The largest differences are outside the study area, mostly (?) due to distance from the Great Lakes. Within it, small negatice adjustments on Long Island, but also near Lake Ontario (not correct).

## Cubist

une and build a Cubist model using just three predictors:

```{r cubist.tune.base, fig.width=6, fig.height=4}
system.time(
  cubist.tune.base <- train(x = preds.base, y = response, method="cubist",
                    tuneGrid = expand.grid(.committees = 1:12, .neighbors = 0:8),
                    trControl = trainControl(method = 'cv'))
)
plot(cubist.tune.base, metric="RMSE")
plot(cubist.tune.base, metric="Rsquared")
cubist.tune.base$bestTune$neighbors
```

Committees improve considerably, up to 8.

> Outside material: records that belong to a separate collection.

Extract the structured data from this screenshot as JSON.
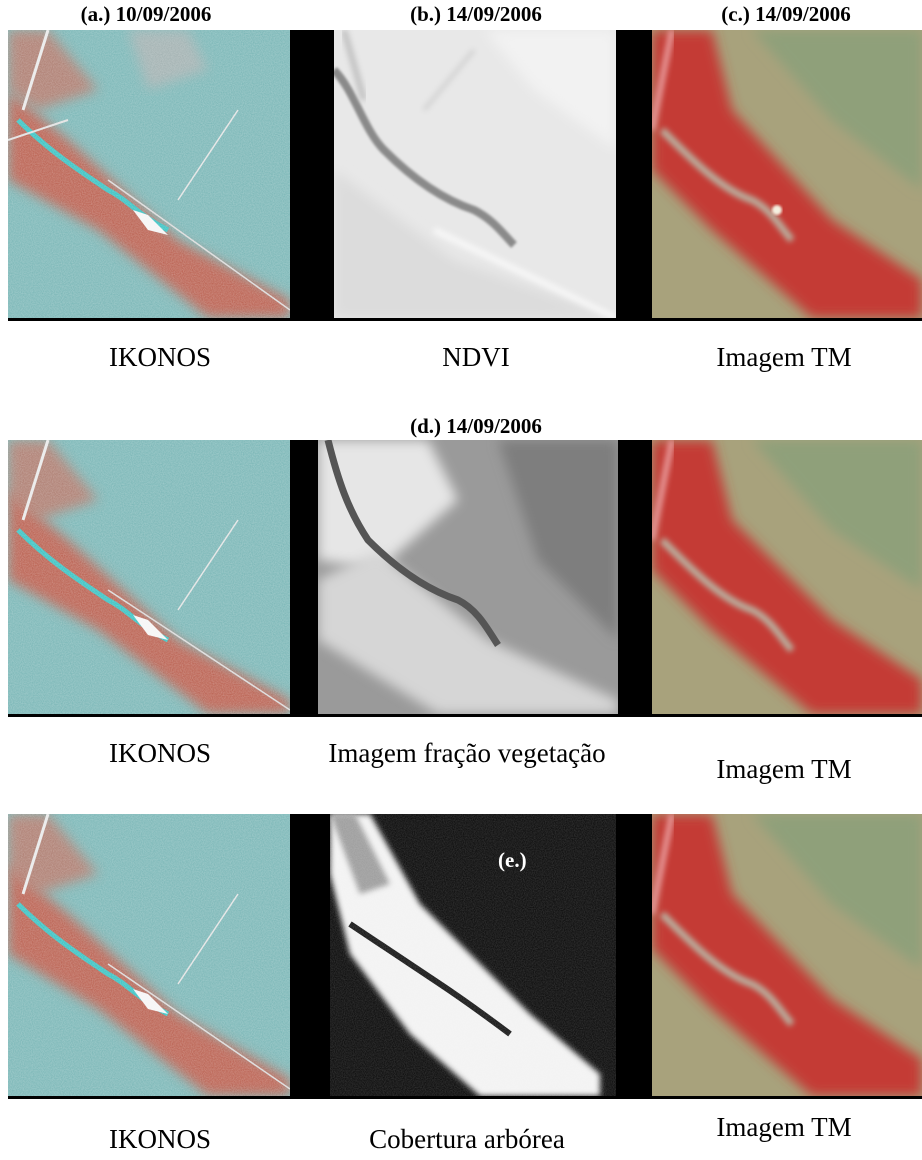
{
  "rows": [
    {
      "headers": [
        "(a.) 10/09/2006",
        "(b.) 14/09/2006",
        "(c.) 14/09/2006"
      ],
      "captions": [
        "IKONOS",
        "NDVI",
        "Imagem TM"
      ]
    },
    {
      "headers": [
        "(d.) 14/09/2006"
      ],
      "captions": [
        "IKONOS",
        "Imagem fração vegetação",
        "Imagem TM"
      ]
    },
    {
      "overlay": "(e.)",
      "captions": [
        "IKONOS",
        "Cobertura arbórea",
        "Imagem TM"
      ]
    }
  ],
  "colors": {
    "ikonos_cyan": "#6fb2b4",
    "ikonos_red": "#b8503c",
    "tm_red": "#c43a34",
    "tm_green": "#8f9a72"
  }
}
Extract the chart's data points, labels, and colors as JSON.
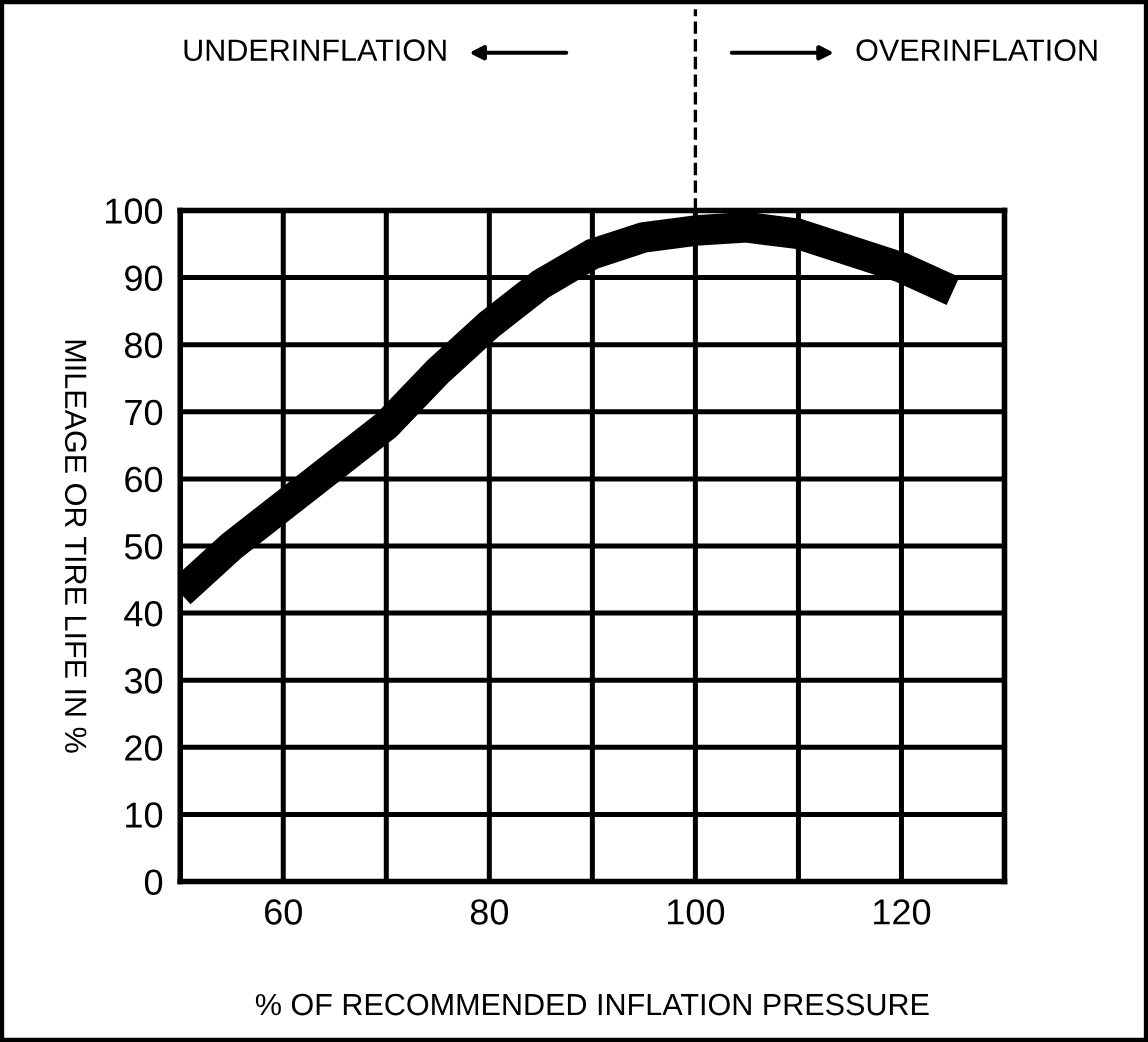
{
  "chart_data": {
    "type": "line",
    "xlabel": "% OF RECOMMENDED INFLATION PRESSURE",
    "ylabel": "MILEAGE OR TIRE LIFE IN %",
    "x": [
      50,
      55,
      60,
      65,
      70,
      75,
      80,
      85,
      90,
      95,
      100,
      105,
      110,
      115,
      120,
      125
    ],
    "series": [
      {
        "color": "#000000",
        "values": [
          43,
          50,
          56,
          62,
          68,
          76,
          83,
          89,
          93.5,
          96,
          97,
          97.5,
          96.5,
          94,
          91.5,
          88
        ]
      }
    ],
    "xlim": [
      50,
      130
    ],
    "xticks": [
      {
        "value": 50,
        "label": null
      },
      60,
      {
        "value": 70,
        "label": null
      },
      80,
      {
        "value": 90,
        "label": null
      },
      100,
      {
        "value": 110,
        "label": null
      },
      120,
      {
        "value": 130,
        "label": null
      }
    ],
    "ylim": [
      0,
      100
    ],
    "yticks": [
      0,
      10,
      20,
      30,
      40,
      50,
      60,
      70,
      80,
      90,
      100
    ],
    "grid": true,
    "marker": "none",
    "line_style": "solid",
    "annotations": [
      "UNDERINFLATION",
      "OVERINFLATION"
    ]
  }
}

Adjustment by one to four neighbours worsens the OOB fit; five to to eight improves it; after seven, eight gives little advantage.

Best model:

```{r cubist.model.base}
c.model.base <- cubist(x = preds.base, y = response, committees=8)
summary(c.model.base)
```

In this model there are many splits in the eight committees, on Northing and elevation.

```{r cubist1to1.base}
cubist.fits.base <- predict(c.model.base, newdata=preds.base,
                       neighbors=cubist.tune.base$bestTune$neighbors)
(rmse.cubist.base <- sqrt(mean((cubist.fits.base - ne.df$ANN_GDD50)^2)))
print(rmse.cubist)
```

This is a much worse model than the full moel.

Predict over the grid:

```{r cubist.pred.base, fig.width=6, fig.height=6}
summary(dem.ne.m.df$pred.cubist.base <- 
          predict(c.model.base, newdata=dem.ne.m.df,
                  neighbours=cubist.tune$bestTune$neighbors))
display.prediction.map("pred.cubist.base",
  "Annual GDD, base 50F, Cubist prediction (3 predictors)",
  "GDD50")
```

Compute and display the difference with the 9-predictor map:

```{r}
dem.ne.m.df$pred.cubist.base <- 
          predict(c.model.base, newdata=dem.ne.m.df,
                  neighbours=cubist.tune$bestTune$neighbors)
summary(dem.ne.m.df$diff.cubist.9.3 <- 
          dem.ne.m.df$pred.cubist - dem.ne.m.df$pred.cubist.base)
```


```{r display.cubist.diff, fig.width=6, fig.height=6}
display.difference.map("diff.cubist.9.3",
  "Difference Cubist 9 and RF 3 predictors",
  "+/- GDD50")
```

We see the effect of the population density grid used in the 9-predictor model. This raises the prediction in the NYC/NJ area, and lowers it in some rural areas.